En réponse, l’Unesco s’est engagée auprès des autorités iraquiennes à protéger, autant que possible, le patrimoine culturel iraquien et à promouvoir la reconnaissance et le respect de sa diversité. En 2014, la reconnaissance de la Citadelle d’Erbil, dernier des 4 sites inscrits au Patrimoine Mondial, a été un motif de fierté nationale. C’est aussi le premier site du Patrimoine Mondial dans la région kurde de l’Irak. Sa nomination, par les autorités iraquiennes, est un symbole à la fois de diversité et de la possible cohabitation pacifique de toutes les composantes de l’identité irakienne. Nourrir et pérenniser cet équilibre extrêmement fragile est un enjeu fondamental pour une sortie de crise durable.

Il est nécessaire d’intégrer très en amont les enjeux éducatifs, culturels dans toute stratégie visant à restaurer non seulement la sécurité, mais plus encore la paix durable. Notre arsenal le plus puissant, ce ne sont pas les missiles et les armes, c’est tout ce qui aide à forger le sentiment d’une histoire commune.

L’histoire récente nous enseigne les limites d’une réponse exclusivement militaire à ce type de crise. La guerre est devenue un phénomène social au sens large, dans des contextes de conflits civils, asymétriques, où la victoire armée n’est souvent qu’en trompe l’œil. C’est pourquoi il est nécessaire d’intégrer très en amont les enjeux éducatifs, culturels dans toute stratégie visant à restaurer non seulement la sécurité, mais plus encore la paix durable. Notre arsenal le plus puissant, ce ne sont pas les missiles et les armes, c’est tout ce qui aide à forger le sentiment d’une histoire commune. Cela peut se faire, par la formation de professionnels, la protection des sites, la lutte sans relâche contre le trafic illicite des biens culturels.

Les Conventions de La Haye sur la protection du patrimoine culturel en cas de conflit armé (1954), et celle de l’Unesco contre le trafic illicite (1970) fixent les règles de la coopération internationale dans ce domaine.
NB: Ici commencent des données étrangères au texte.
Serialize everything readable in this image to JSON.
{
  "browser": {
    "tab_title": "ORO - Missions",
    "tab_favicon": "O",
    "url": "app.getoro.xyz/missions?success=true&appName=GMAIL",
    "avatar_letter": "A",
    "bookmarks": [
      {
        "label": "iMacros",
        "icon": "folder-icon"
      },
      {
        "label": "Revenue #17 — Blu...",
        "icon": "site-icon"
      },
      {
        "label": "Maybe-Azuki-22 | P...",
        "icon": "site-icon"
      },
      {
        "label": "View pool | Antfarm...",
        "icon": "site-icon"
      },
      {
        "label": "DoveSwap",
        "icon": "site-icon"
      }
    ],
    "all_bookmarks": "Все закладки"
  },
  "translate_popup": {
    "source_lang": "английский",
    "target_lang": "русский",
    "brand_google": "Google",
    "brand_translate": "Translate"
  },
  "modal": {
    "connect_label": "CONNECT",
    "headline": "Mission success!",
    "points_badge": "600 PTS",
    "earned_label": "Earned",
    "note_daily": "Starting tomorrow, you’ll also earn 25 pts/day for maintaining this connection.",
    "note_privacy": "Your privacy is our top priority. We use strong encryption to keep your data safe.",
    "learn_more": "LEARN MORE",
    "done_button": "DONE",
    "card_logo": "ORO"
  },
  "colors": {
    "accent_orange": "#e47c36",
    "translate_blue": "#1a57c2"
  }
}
La reconnaissance de la destruction intentionnelle de patrimoine culturel comme un crime de guerre, au même titre que celle d’écoles et d’hôpitaux, témoigne d’une prise de conscience irréversible. Ces instruments sont trop souvent considérés comme des appels impuissants face à la brutalité de la guerre. Ils dessinent au contraire des stratégies innovantes pour y répondre. Aussi devons-nous lutter contre le prétexte fallacieux qu’en cas d’urgence, la culture serait secondaire et qu’il faudrait choisir entre les vies humaines et la culture. Il n’y a pas à choisir. Même sur les routes, dans les camps et les tentes de réfugiés, la culture trouve sa place, dans les poèmes et dans les chants que les déplacés inventent pour résister et pour guérir. Notre réponse doit être à la hauteur et considérer que la protection de la culture fait partie intégrante de la protection de la société dans son ensemble et de toute stratégie pour la paix digne de ce nom.